Demain, si on reste dans ce système producto-consumériste, ce n’est pas parce qu’on sera (hypothétiquement) passé à une énergie 100% non fossile que cela enrayera l’érosion alarmante de la biodiversité, l’érosion des sols, la perturbation des cycles géophysique (azote, phosphore), l’épuisement des ressources en eau, etc.

Il faut donc globalement produire et consommer beaucoup moins, dans tous les secteurs.

Mais cela pose un problème majeur : qui dit moins de production / consommation dit moins d’emplois marchands (on l’a vu avec le covid). Or, c’est aujourd’hui cet emploi qui assure la stabilité de nos sociétés en donnant une rémunération à “tous”. Il faut donc réfléchir à un nouveau système socio-économique qui permettrait à chacun de vivre décemment sans consommation / production massive.

Quels conseils donneriez-vous aux français pour “vivre vert au quotidien” !?

Consommer moins, tendez vers la sobriété, cherchez votre épanouissement et votre bonheur dans autres choses que la consommation matérialiste. Bon ce n’est pas simple car depuis un demi-siècle, tout est fait pour nous pousser à consommer et que ce n’est pas simple de s’en extraire.

L’important n’est pas de tout faire parfaitement tout de suite, c’est impossible. Il faut emprunter un chemin et s’améliorer petit à petit.

Quelle initiative écologique vous a marqué dernièrement ?

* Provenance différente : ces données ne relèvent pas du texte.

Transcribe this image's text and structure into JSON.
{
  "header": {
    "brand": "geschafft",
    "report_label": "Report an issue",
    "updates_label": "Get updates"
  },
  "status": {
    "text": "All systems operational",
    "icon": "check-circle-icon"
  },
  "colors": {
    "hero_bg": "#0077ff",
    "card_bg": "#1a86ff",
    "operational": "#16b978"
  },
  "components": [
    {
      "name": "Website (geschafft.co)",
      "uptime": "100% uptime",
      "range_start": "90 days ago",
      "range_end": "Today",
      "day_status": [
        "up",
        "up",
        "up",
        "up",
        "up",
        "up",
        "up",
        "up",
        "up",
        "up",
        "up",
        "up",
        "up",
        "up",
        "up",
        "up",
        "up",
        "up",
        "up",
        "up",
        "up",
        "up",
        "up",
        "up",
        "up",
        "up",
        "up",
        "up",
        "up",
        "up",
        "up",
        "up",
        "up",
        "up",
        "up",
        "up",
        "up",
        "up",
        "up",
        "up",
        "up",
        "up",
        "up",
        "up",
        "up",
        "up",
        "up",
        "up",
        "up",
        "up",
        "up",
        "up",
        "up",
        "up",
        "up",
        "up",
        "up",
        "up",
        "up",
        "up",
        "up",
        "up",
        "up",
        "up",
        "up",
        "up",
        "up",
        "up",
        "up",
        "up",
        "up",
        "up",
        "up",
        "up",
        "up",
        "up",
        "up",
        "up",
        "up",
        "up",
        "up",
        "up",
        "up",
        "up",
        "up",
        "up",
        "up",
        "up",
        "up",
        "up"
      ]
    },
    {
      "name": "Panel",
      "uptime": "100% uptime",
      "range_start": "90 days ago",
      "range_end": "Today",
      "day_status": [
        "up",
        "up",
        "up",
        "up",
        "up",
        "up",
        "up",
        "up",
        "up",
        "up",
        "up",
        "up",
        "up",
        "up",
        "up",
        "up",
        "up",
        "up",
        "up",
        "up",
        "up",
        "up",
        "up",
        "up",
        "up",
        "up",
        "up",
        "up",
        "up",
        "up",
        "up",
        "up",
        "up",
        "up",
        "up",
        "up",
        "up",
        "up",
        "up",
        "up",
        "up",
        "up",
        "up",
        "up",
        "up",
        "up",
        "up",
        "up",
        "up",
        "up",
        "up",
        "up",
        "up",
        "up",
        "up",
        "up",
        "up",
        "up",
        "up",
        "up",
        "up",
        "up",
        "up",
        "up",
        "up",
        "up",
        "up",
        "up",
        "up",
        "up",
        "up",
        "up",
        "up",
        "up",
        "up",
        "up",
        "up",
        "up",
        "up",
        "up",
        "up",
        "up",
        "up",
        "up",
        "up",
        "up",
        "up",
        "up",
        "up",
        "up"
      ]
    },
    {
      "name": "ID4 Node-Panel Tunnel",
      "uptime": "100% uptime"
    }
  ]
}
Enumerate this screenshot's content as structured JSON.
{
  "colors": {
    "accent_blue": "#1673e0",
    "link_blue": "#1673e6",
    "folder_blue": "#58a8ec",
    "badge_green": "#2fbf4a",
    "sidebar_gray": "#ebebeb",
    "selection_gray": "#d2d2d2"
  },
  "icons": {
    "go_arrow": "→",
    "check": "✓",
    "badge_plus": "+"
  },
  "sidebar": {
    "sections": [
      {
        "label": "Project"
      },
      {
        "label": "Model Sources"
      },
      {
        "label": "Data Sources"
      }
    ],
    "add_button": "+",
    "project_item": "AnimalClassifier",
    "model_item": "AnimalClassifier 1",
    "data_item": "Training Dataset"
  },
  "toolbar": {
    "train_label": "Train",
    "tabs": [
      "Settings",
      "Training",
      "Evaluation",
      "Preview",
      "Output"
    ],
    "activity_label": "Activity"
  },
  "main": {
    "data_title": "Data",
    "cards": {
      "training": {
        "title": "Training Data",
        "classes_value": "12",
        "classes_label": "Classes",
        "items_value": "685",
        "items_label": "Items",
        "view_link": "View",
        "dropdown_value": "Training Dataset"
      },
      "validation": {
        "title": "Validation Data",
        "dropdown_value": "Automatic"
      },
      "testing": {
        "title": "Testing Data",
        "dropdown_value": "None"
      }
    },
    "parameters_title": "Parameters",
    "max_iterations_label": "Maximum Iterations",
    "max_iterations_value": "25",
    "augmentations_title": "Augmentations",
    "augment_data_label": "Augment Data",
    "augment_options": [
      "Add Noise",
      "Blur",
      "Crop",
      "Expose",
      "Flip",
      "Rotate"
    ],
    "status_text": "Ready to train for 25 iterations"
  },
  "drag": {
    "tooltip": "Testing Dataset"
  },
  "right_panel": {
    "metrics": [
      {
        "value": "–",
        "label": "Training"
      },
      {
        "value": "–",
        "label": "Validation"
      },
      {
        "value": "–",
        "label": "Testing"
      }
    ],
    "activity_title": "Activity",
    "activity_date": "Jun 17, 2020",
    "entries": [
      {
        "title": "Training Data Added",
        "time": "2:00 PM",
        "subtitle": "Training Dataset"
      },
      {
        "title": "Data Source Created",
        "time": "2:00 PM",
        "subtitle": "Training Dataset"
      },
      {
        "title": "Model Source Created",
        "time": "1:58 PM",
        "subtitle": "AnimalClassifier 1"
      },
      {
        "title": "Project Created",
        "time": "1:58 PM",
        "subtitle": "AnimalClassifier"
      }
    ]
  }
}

J’ai trouvé que la Convention Citoyenne pour le Climat était une preuve incroyable que si l’on donnait le temps et les moyens aux citoyens de se saisir des enjeux écologiques (et en fait de tous types d’enjeux), alors tout le monde serait en mesure de se rendre compte de l’urgence de la situation et comprendrait qu’il faut prendre des mesures “radicales” pour changer de cap, loin de l’écologie punitive mis en avant par certain.

Malheureusement, tant qu’on ne veut pas remettre en cause le modèle socio-économique actuel, il était évident que la majorité de leurs préconisations ne pourraient être appliquées car cela va à l’encontre de la production/consommation de masse.

Quoiqu’il en soit, cela me conforte dans mon idée que si on pariait sur l’intelligence des gens, du collectif, et qu’on arrêtait de vouloir en faire de simple producteur / consommateur, on pourrait vraiment construire un monde plus désirable pour l’avenir, mais aussi pour notre vie de tous les jours.